Novel Algorithm to Identify Susceptible Patient Subpopulations
NCTR scientists have developed a statistical model to identify subgroups susceptible to drug-induced toxicity for preclinical safety studies. The approach involves the identification of biomarkers of susceptibility and the development of a prediction model based on these biomarkers to identify a small number of susceptible patients. The importance of biomarker selection and large sample sizes to prediction accuracy are also addressed. Pharmacogenomics aims to identify interindividual variability in drug or treatment responses to guide personalized medicine and avoid adverse drug events. The results of this study are published in Pharmacogenomics (2012, 13: 147-157).
For additional information, please contact James Chen, Ph.D., Division of Personalized Nutrition and Medicine, FDA/NCTR.
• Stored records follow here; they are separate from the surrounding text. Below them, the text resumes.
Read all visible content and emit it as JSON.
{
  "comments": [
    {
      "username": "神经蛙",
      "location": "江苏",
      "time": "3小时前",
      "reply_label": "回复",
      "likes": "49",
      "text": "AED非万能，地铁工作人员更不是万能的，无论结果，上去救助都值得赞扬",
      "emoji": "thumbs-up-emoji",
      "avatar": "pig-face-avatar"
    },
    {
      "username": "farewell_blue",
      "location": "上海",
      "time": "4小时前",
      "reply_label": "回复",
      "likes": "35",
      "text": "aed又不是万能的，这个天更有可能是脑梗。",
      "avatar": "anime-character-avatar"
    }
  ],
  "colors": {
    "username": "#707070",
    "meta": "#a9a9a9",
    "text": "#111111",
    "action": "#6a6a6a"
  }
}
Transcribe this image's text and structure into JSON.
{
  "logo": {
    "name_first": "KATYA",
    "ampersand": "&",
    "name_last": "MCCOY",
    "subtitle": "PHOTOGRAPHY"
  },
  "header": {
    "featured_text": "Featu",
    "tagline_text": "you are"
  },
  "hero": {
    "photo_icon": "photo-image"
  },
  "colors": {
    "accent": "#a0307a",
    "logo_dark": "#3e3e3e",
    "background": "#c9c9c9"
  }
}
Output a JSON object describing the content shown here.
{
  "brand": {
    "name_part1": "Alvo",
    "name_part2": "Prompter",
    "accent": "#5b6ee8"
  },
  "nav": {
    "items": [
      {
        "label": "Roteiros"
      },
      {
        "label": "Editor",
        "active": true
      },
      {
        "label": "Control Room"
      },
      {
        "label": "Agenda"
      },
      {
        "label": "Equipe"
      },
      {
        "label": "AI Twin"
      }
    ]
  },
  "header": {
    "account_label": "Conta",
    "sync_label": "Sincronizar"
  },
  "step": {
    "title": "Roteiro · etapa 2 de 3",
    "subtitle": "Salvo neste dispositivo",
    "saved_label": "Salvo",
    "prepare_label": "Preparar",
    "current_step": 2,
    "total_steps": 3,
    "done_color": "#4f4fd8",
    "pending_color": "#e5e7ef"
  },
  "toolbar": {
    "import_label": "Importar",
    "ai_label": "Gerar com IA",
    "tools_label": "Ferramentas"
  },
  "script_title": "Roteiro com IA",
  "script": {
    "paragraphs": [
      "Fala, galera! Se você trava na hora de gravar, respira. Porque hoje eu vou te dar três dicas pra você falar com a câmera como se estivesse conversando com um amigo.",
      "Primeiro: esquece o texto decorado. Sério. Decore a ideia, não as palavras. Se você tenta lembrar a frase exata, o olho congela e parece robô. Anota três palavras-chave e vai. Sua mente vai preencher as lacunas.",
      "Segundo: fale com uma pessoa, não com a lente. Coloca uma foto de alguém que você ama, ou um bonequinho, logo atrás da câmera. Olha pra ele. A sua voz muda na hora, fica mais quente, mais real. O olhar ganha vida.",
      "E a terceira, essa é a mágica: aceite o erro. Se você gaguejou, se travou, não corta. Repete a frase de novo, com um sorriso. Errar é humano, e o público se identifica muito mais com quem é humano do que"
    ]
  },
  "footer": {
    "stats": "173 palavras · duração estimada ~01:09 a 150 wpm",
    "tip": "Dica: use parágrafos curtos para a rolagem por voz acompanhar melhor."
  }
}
Brain Awareness Week—March 17
NCTR scientists participated in Brain Awareness Day on March 17, 2012 Museum of Discovery in Little Rock, Arkansas. This annual event introduces school-age children and adults (over 1000 visitors) to neuroscience research through educational displays and hands-on activities. Brain Awareness Week is a global campaign sponsored by the Society for Neuroscience, along with universities and schools, hospitals, government agencies, museums, and professional associations, to increase public awareness of the progress and benefits of brain research.